Он отвернулся, слыша шелест ее платья, спадающего на ковер ручной работы, настоящий антиквариат, который ему подарили в Дагестане. Потом послышалось легкое щелканье резинок ее трусиков.
— Вот, луна уже вышла, теперь можешь повернуться.
Он резко обернулся и даже зажмурился, увидев в
призрачном лунном свете ее грациозное тело, какого он не видел на кассете, где она расплачивалась натурой с Олегом Ивановичем.
Своими длинными руками она высоко подняла распущенные длинные волосы и, казалось, поднимала себя вверх, паря в невесомости.
— О господи… — только и прошептал он. И протянул к ней руку.
— Нет, — смешливо сказала она. — Ишь какой! Сначала — это.
И протянула ему презерватив. Он так и не понял, откуда он у нее вдруг взялся, но его некоторое замешательство она расценила по-своему.
— Тебе помочь? Хочешь, я сама его надену?.. Ты видел мой последний клип?

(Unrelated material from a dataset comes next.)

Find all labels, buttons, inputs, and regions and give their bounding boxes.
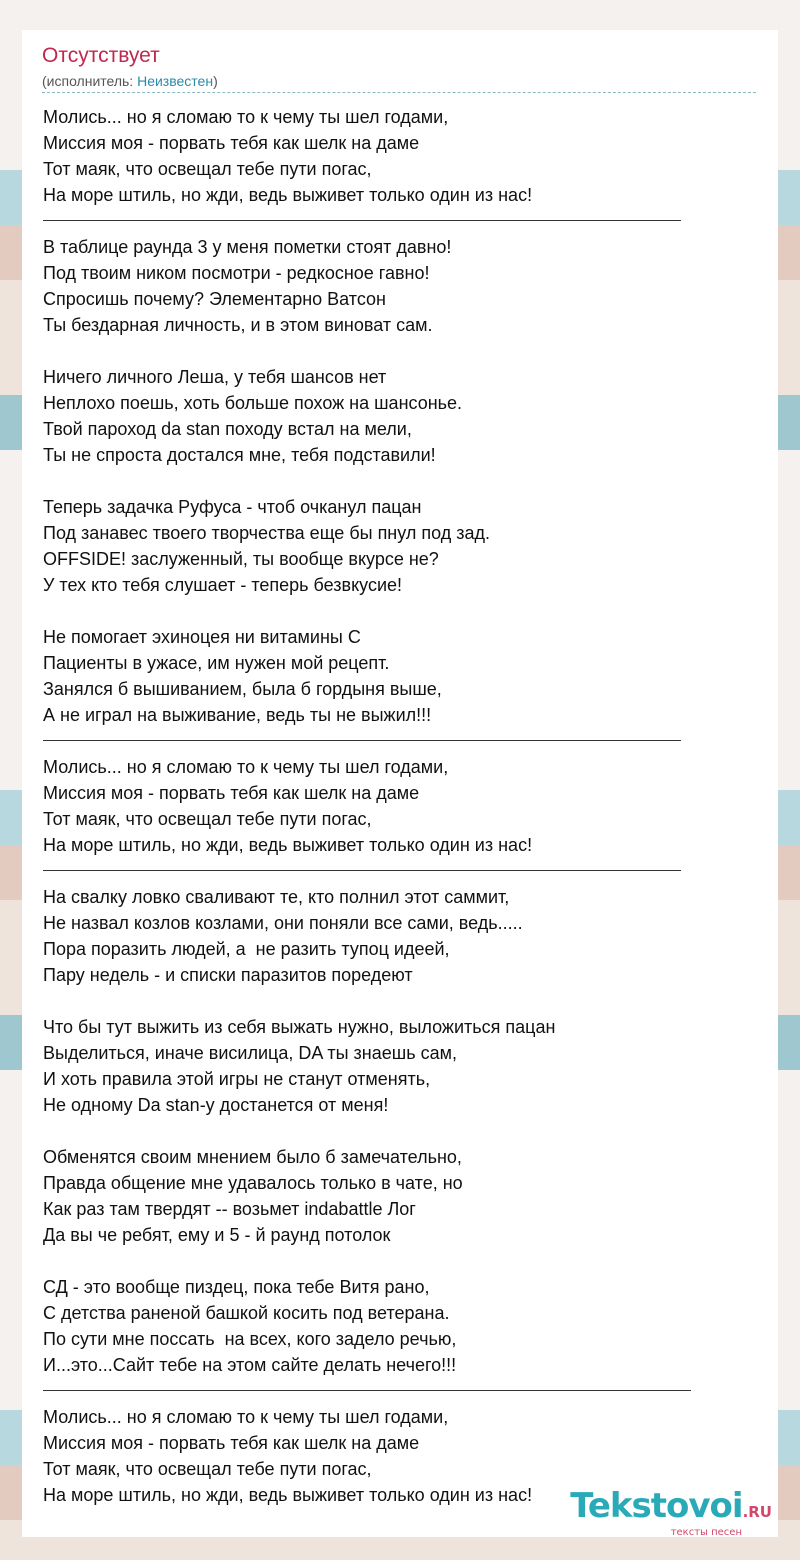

Это было последнее, что он запомнил, впадая в сладостное забытье, заранее полагая, что ничего подобного не испытывал в своей жизни.
Утром, когда он проснулся на той же софе, ее рядом не было. Он пошарил рукой по покрывалу. Потом услышал шум воды, доносившийся из душа. Он откинулся на спину, прикрыв глаза и чувствуя тяжелую от бессонной ночи голову и усталое блаженство, растекающееся по всему телу.
Звонок одного из мобильных телефонов, которые Эдуард Григорьевич держал по всему дому, заставил его голым слезть на ковер, потом поискать его среди сброшенной одежды.
— Сейчас, сейчас… — бормотал он. — Не терпится кому-то. Алло… — недовольно сказал он в трубку. — Кто это?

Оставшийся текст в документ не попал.